A demora na solução das demandas, devido ao excesso de formalismo e ao impressionante número de ações ajuizadas diariamente, gera uma frustração coletiva, pois se a democracia amplia o acesso à Justiça, esta não atende à grande maioria da população. Justiça tardia é também a sua negação. Além disso, no processo judicial haverá sempre um vencido e um vencedor (e este nem sempre estará satisfeito - muitas vezes já estará morto quando terminar o processo).

O ideal, portanto, é que não haja vencedores e vencidos, e que todos saiam mais satisfeitos. E em curto tempo.

Para isto, existem métodos alternativos, baseados, em primeiro lugar, no fortalecimento da negociação diretamente entre as partes, e a seguir, na mediação (com o ingresso de um facilitador entre as partes) e na arbitragem, capazes de obter resultados extremamente positivos, e mais rápidos.

A mediação importará na presença de uma pessoa especializada, que irá intermediar a negociação. Nos termos do artigo 1o do projeto de lei que institui e disciplina a mediação paraprocessual, a mediação é "a atividade técnica exercida por terceira pessoa que, escolhida ou aceita pelas partes interessadas, as escuta e as orienta com o propósito de lhes permitir que, de modo consensual, previnam ou solucionem conflitos".

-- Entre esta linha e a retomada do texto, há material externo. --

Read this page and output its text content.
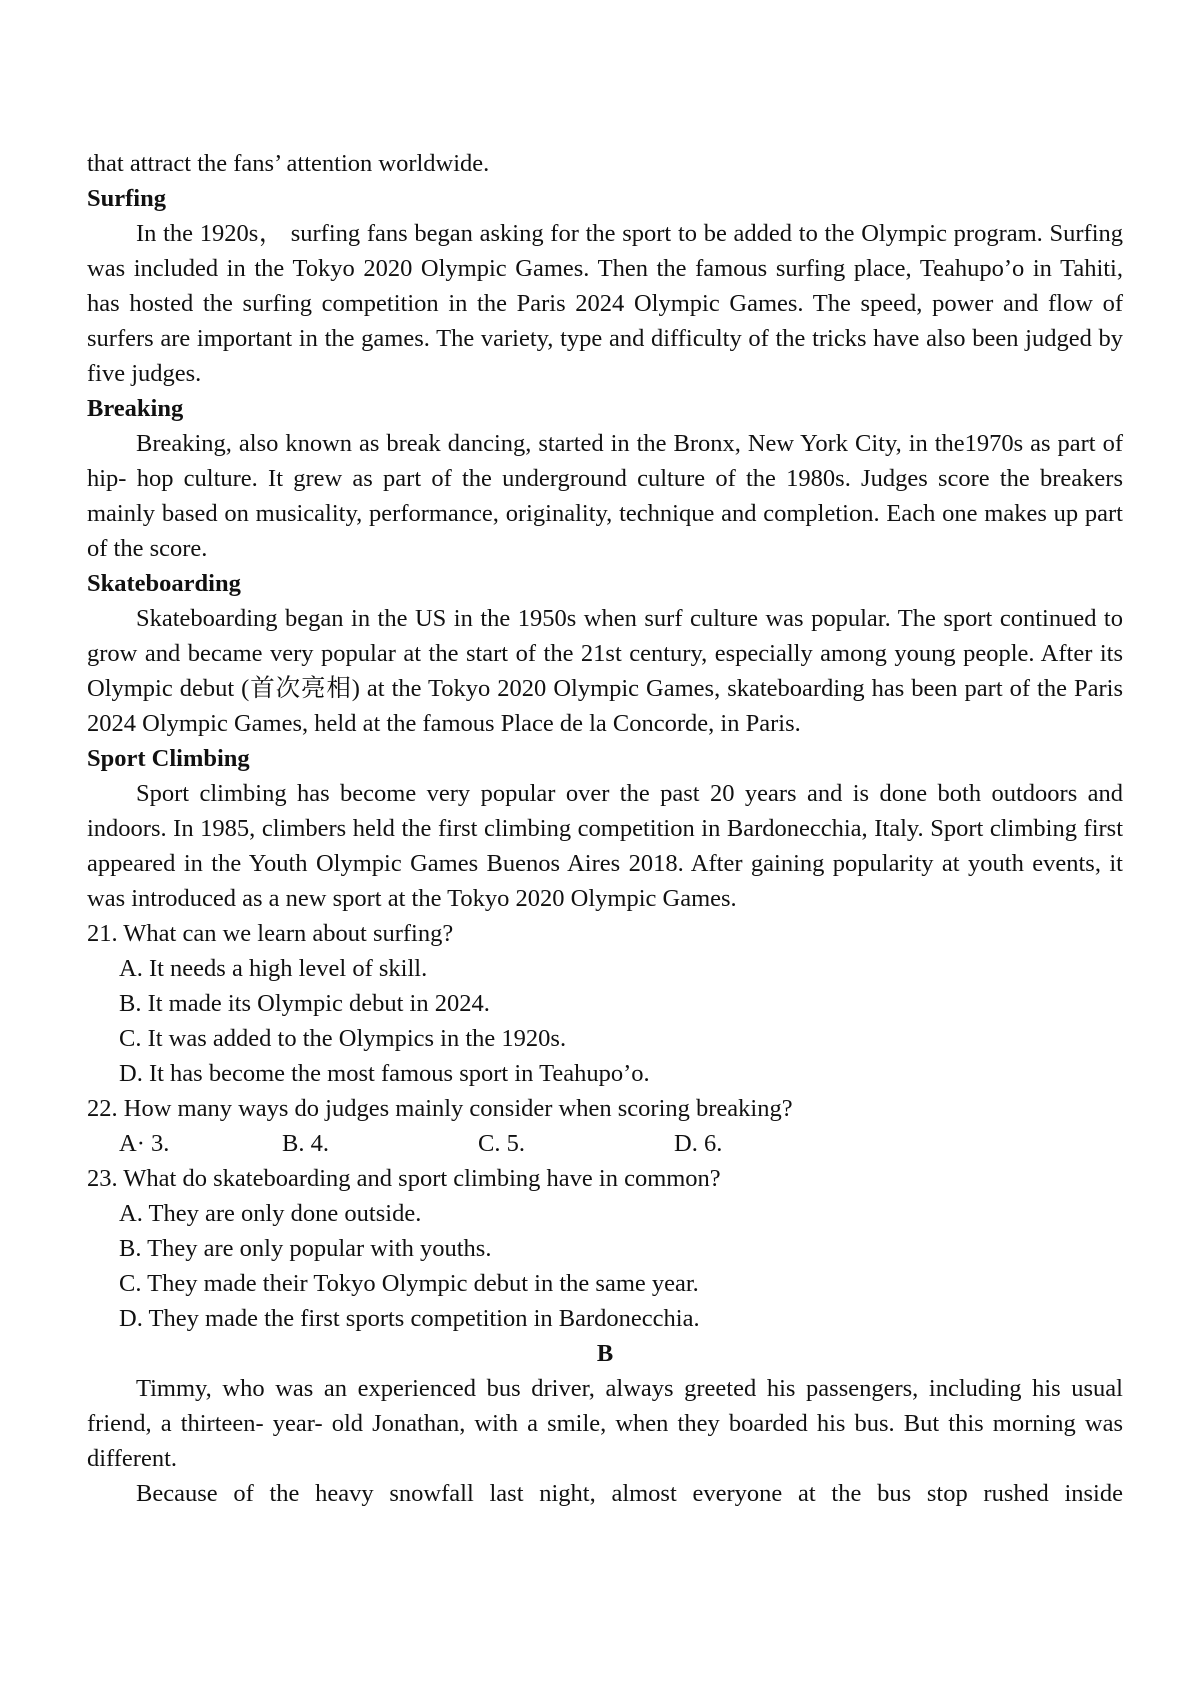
that attract the fans’ attention worldwide.

Surfing

In the 1920s， surfing fans began asking for the sport to be added to the Olympic program. Surfing was included in the Tokyo 2020 Olympic Games. Then the famous surfing place, Teahupo’o in Tahiti, has hosted the surfing competition in the Paris 2024 Olympic Games. The speed, power and flow of surfers are important in the games. The variety, type and difficulty of the tricks have also been judged by five judges.

Breaking

Breaking, also known as break dancing, started in the Bronx, New York City, in the1970s as part of hip- hop culture. It grew as part of the underground culture of the 1980s. Judges score the breakers mainly based on musicality, performance, originality, technique and completion. Each one makes up part of the score.

Skateboarding

Skateboarding began in the US in the 1950s when surf culture was popular. The sport continued to grow and became very popular at the start of the 21st century, especially among young people. After its Olympic debut (首次亮相) at the Tokyo 2020 Olympic Games, skateboarding has been part of the Paris 2024 Olympic Games, held at the famous Place de la Concorde, in Paris.

Sport Climbing

Sport climbing has become very popular over the past 20 years and is done both outdoors and indoors. In 1985, climbers held the first climbing competition in Bardonecchia, Italy. Sport climbing first appeared in the Youth Olympic Games Buenos Aires 2018. After gaining popularity at youth events, it was introduced as a new sport at the Tokyo 2020 Olympic Games.

21. What can we learn about surfing?

A. It needs a high level of skill.

B. It made its Olympic debut in 2024.

C. It was added to the Olympics in the 1920s.

D. It has become the most famous sport in Teahupo’o.

22. How many ways do judges mainly consider when scoring breaking?

A· 3.	B. 4.	C. 5.	D. 6.

23. What do skateboarding and sport climbing have in common?

A. They are only done outside.

B. They are only popular with youths.

C. They made their Tokyo Olympic debut in the same year.

D. They made the first sports competition in Bardonecchia.

B

Timmy, who was an experienced bus driver, always greeted his passengers, including his usual friend, a thirteen- year- old Jonathan, with a smile, when they boarded his bus. But this morning was different.

Because of the heavy snowfall last night, almost everyone at the bus stop rushed inside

É importante assinalar que o mediador não deve dar opiniões sobre o conteúdo do negócio, podendo reunir-se com as partes quantas vezes se fizer necessário, em conjunto ou separadamente. As reuniões permitem ao mediador criar um clima propício para a negociação, identificar o real interesse das partes, ajudando-as a encontrar um terreno de entendimento que lhes permita solucionar as desavenças. As declarações orais e os documentos escritos de um das partes, obtidos pelo mediador durante uma das reuniões separadas, ou de outra forma, não serão transmitidos à outra parte, salvo expressa autorização da primeira.

Finalmente, a arbitragem, na forma da Lei 9.307, de 23 de setembro de 1996, será adotada quando as partes precisam de um especialista técnico na matéria em litígio.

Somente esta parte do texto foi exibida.